We are distributing large datasets with git-annex under our own infrastructure (for scientific purposes) and we need to implement long term backups on a different site. What is most important for us is to backup the original data files which are expensive to produce. These backups should only be retrieved in case of a disaster, so retrieval costs and delays don't really matter, what matters the most is to keep storage costs as low as possible. Amazon Glacier is therefore a good fit for this purpose.

At first sight the easiest way was to use glacier special remotes, as it makes it very easy to backup the files we need with git annex copy. Another advantage is hybrid encryption : git-annex allows flexible end-to-end encryption with decryption keys redundancy.

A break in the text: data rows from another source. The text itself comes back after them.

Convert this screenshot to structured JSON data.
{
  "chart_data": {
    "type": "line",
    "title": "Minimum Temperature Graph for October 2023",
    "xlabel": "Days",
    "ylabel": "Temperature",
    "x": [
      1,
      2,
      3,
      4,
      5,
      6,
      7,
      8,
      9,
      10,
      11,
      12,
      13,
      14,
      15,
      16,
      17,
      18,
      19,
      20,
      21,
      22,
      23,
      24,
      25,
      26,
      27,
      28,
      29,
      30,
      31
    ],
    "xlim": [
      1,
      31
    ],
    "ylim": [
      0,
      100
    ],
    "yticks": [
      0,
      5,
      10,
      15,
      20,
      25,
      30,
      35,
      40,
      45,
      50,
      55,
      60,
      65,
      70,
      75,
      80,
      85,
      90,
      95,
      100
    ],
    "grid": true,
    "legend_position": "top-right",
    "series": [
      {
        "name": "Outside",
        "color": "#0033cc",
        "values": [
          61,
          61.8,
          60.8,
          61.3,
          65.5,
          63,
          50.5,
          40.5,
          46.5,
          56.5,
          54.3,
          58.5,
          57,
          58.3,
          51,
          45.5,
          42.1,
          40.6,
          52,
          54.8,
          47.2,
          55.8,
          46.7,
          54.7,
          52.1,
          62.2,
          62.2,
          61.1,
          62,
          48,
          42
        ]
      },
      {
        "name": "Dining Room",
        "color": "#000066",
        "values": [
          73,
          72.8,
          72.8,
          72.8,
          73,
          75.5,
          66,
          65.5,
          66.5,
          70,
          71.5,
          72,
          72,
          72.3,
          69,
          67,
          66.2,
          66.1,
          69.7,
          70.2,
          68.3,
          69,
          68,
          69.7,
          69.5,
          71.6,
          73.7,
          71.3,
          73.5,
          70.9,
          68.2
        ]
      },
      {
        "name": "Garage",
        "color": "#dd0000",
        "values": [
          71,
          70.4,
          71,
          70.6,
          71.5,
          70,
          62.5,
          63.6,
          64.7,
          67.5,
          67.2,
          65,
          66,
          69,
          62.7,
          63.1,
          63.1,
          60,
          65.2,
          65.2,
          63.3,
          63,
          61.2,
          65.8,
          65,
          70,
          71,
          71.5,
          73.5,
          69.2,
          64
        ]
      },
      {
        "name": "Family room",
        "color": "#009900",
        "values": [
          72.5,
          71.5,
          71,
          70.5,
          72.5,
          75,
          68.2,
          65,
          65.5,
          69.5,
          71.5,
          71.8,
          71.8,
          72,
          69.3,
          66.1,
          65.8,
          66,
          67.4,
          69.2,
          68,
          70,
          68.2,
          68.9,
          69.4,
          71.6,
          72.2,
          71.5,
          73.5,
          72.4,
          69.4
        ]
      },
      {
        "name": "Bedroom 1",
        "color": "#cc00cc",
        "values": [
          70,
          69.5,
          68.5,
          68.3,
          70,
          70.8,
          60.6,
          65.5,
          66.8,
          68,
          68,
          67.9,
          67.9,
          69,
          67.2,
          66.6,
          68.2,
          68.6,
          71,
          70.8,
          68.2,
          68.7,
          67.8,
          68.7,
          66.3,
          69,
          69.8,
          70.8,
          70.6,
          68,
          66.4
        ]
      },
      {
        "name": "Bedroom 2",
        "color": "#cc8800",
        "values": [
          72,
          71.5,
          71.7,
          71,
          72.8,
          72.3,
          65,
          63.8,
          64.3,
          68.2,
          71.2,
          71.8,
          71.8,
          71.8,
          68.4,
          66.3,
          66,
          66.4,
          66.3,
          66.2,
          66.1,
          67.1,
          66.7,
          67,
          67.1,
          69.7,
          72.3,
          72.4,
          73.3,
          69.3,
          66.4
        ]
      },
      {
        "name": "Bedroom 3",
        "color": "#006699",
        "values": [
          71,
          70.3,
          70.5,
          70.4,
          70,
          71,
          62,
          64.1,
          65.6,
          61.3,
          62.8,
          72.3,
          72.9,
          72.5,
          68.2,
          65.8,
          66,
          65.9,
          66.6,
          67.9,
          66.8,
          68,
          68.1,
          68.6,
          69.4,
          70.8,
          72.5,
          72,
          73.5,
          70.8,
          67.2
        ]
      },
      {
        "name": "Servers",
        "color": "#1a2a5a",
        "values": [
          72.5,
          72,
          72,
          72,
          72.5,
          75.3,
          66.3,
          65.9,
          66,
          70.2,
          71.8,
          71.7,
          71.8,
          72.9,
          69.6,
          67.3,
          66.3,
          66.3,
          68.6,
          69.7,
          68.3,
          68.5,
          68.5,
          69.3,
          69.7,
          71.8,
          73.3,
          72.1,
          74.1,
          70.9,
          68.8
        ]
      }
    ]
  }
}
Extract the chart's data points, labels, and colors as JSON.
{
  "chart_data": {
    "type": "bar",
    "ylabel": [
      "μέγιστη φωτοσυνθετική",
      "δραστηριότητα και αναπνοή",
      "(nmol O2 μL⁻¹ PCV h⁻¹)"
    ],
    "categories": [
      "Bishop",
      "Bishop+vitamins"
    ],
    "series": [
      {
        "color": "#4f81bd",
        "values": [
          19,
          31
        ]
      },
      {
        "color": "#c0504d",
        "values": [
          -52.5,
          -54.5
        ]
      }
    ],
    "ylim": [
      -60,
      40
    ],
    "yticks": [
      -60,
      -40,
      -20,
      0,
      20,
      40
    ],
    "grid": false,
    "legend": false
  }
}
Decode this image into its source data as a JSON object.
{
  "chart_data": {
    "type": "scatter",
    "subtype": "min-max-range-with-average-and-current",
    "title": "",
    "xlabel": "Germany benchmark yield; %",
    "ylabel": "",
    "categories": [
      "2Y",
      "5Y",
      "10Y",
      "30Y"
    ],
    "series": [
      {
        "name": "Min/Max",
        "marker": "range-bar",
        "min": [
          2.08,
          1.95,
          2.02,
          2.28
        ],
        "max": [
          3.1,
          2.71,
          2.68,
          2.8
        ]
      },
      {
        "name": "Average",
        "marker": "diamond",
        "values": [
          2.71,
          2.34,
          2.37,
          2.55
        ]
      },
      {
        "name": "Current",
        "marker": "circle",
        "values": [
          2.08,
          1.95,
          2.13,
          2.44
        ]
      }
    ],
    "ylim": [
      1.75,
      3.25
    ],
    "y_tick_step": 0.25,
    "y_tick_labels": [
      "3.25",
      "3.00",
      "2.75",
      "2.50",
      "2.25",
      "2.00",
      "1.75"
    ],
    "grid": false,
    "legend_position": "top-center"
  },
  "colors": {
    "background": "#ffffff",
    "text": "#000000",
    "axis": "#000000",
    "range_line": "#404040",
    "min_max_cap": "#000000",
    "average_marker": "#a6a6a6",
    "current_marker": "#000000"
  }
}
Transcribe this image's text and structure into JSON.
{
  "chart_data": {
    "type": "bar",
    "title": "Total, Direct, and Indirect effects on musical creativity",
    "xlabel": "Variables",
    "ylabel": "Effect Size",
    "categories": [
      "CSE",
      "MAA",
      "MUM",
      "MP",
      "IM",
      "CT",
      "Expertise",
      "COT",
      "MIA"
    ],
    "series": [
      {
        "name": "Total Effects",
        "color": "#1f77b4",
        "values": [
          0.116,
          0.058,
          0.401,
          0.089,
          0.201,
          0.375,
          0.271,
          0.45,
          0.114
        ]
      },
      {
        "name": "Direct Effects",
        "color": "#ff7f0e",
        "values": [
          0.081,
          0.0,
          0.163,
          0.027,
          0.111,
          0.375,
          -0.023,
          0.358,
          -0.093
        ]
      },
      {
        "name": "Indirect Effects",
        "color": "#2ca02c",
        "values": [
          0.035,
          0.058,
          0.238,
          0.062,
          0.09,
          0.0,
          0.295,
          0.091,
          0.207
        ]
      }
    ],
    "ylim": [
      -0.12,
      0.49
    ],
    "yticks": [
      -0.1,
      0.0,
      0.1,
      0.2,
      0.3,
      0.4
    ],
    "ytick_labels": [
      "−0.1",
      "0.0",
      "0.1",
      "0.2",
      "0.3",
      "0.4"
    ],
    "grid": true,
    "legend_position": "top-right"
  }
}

However, there seems to be a few pitfalls :

  1. What if a disaster occurs and we lose the git repository all the whole history/git-annex branch ? Could we still recover the data itself with this strategy ? First assuming no encryption, then assuming encryption and that we have access to only the cipher (stored in remote.log) and at least one decryption private key. Since we would not be able to git-annex get the files, it will be painful - but I am wondering if this is even possible at all as for instance Glacier vaults don't seem to store filenames...

  2. Datasets might undergo updates after being archived. We are not very interested in backing up these updates or very infrequently, as Glacier archives are meant to backup the underlying data in our case. But what if e.g. some large files are moved or merged ? Will this break git annex get ?

  3. glacier-cli does not seem to be actively maintained. For instance, it breaks with python3 (had to use python2.7 to git annex get files). Glacier is meant for long term backups. Wouldn't it be a problem if breaking changes occur at some level (AWS/boto) and glacier-cli remains outdated ? It seems to be more plausible than a failure with Glacier itself.

Based on these considerations, I am wondering whether we should consider other options, including :

  • not using glacier but s3 w/ glacier storage class
  • not using git-annex at all for the archives but rclone for instance

I am also wondering if glacier would be suited for frequent backups, without uncontrolled costs - even though this is not really our need here, the most important is to have a copy of the data after it's been organised and cleaned up.

Thank you for your insights !